Mike Pence Concedes to Kamala Harris—Ten Weeks After Election Loss
Vice President Mike Pence congratulated Kamala Harris in a phone call on Friday, the AP reported, marking the first known contact between the heads of the current and incoming administrations since Joe Biden was declared president-elect on November 7.
While President Donald Trump has not contacted Biden to concede the race and is planning on skipping his inauguration, Pence resisted pressure from the president to halt the counting of electoral votes in Congress last week and has said he will attend the inauguration.
World leaders issued public statements acknowledging the Biden-Harris ticket’s victory after several cable networks declared the outcome final four days after Election Day, with the delay largely due to the amount of absentee ballots submitted. Yet as Trump falsely insisted that he won, Pence did not publicly push back against the president’s unsubstantiated claims, and even into January supported Republican senators’ attempts to object to the Electoral College results.

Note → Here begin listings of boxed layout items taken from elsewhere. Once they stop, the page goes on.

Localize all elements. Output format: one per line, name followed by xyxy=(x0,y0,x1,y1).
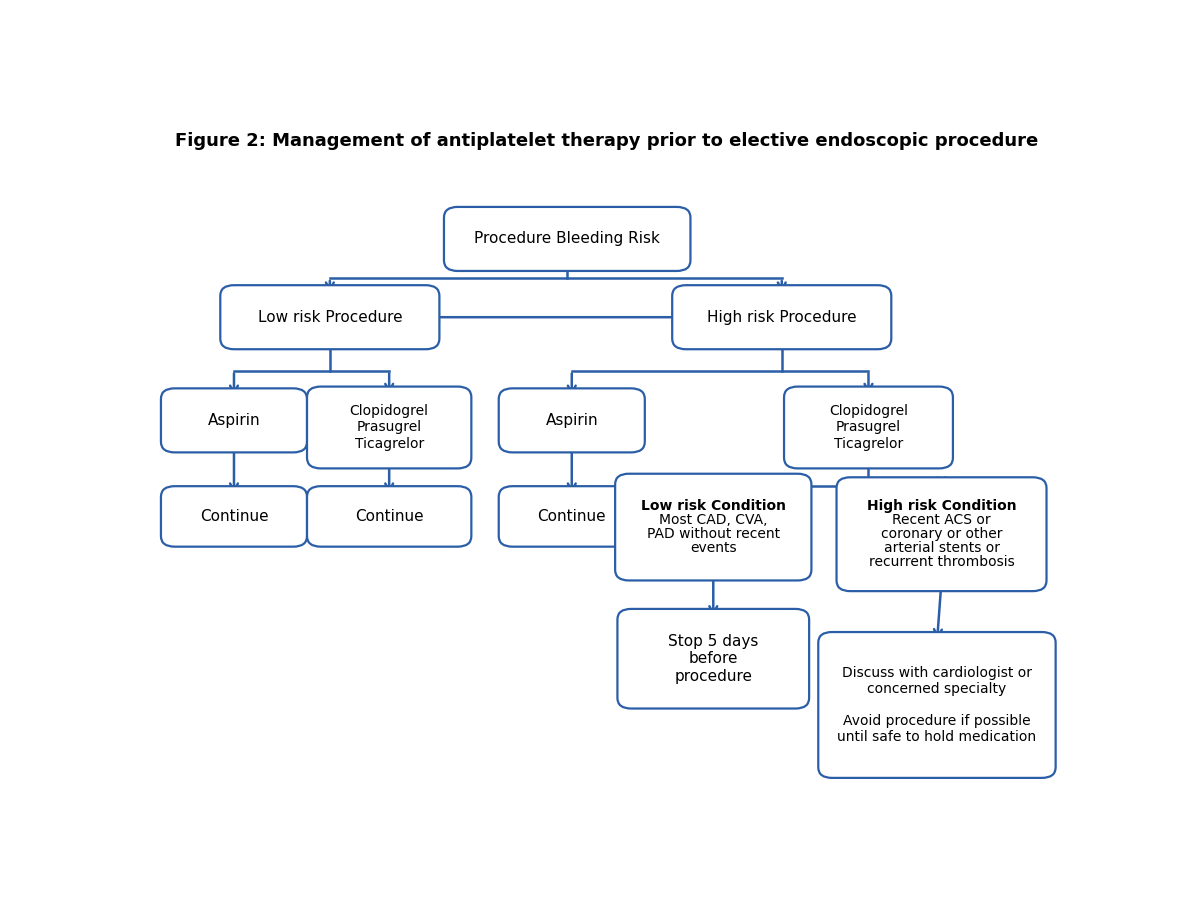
Text: Procedure Bleeding Risk: Procedure Bleeding Risk xyxy=(475,231,660,247)
FancyBboxPatch shape xyxy=(161,486,307,547)
FancyBboxPatch shape xyxy=(307,386,471,468)
Text: Continue: Continue xyxy=(355,509,424,524)
FancyBboxPatch shape xyxy=(615,474,812,580)
Text: Stop 5 days
before
procedure: Stop 5 days before procedure xyxy=(668,634,759,684)
Text: Aspirin: Aspirin xyxy=(545,413,598,428)
Text: Low risk Procedure: Low risk Procedure xyxy=(258,310,402,324)
Text: Continue: Continue xyxy=(537,509,607,524)
Text: PAD without recent: PAD without recent xyxy=(647,528,780,541)
FancyBboxPatch shape xyxy=(498,388,644,453)
Text: Figure 2: Management of antiplatelet therapy prior to elective endoscopic proced: Figure 2: Management of antiplatelet the… xyxy=(174,132,1038,151)
Text: Most CAD, CVA,: Most CAD, CVA, xyxy=(659,513,768,527)
FancyBboxPatch shape xyxy=(673,286,892,349)
FancyBboxPatch shape xyxy=(836,478,1046,591)
Text: recurrent thrombosis: recurrent thrombosis xyxy=(868,555,1014,569)
Text: arterial stents or: arterial stents or xyxy=(884,541,999,555)
Text: Discuss with cardiologist or
concerned specialty

Avoid procedure if possible
un: Discuss with cardiologist or concerned s… xyxy=(838,665,1037,745)
FancyBboxPatch shape xyxy=(161,388,307,453)
FancyBboxPatch shape xyxy=(785,386,953,468)
Text: Aspirin: Aspirin xyxy=(207,413,260,428)
Text: Clopidogrel
Prasugrel
Ticagrelor: Clopidogrel Prasugrel Ticagrelor xyxy=(829,405,908,451)
Text: Low risk Condition: Low risk Condition xyxy=(641,499,786,513)
FancyBboxPatch shape xyxy=(498,486,644,547)
Text: Recent ACS or: Recent ACS or xyxy=(892,513,991,527)
Text: coronary or other: coronary or other xyxy=(881,528,1002,541)
FancyBboxPatch shape xyxy=(617,609,809,709)
FancyBboxPatch shape xyxy=(444,207,690,271)
FancyBboxPatch shape xyxy=(819,632,1055,778)
FancyBboxPatch shape xyxy=(307,486,471,547)
FancyBboxPatch shape xyxy=(220,286,439,349)
Text: events: events xyxy=(690,541,736,555)
Text: Clopidogrel
Prasugrel
Ticagrelor: Clopidogrel Prasugrel Ticagrelor xyxy=(350,405,429,451)
Text: Continue: Continue xyxy=(199,509,269,524)
Text: High risk Condition: High risk Condition xyxy=(867,499,1017,513)
Text: High risk Procedure: High risk Procedure xyxy=(707,310,856,324)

Pence “shares the concerns of millions of Americans about voter fraud and irregularities in the last election,” spokesman Marc Short said in a statement on Jan 2.
“The Vice President welcomes the efforts of members of the House and Senate to use the authority they have under the law to raise objections and bring forward evidence before the Congress and the American people on January 6th.”
But such evidence does not exist, as evident in the fact that the Trump campaign’s more than sixty lawsuits alleging widespread voter fraud have been thrown out.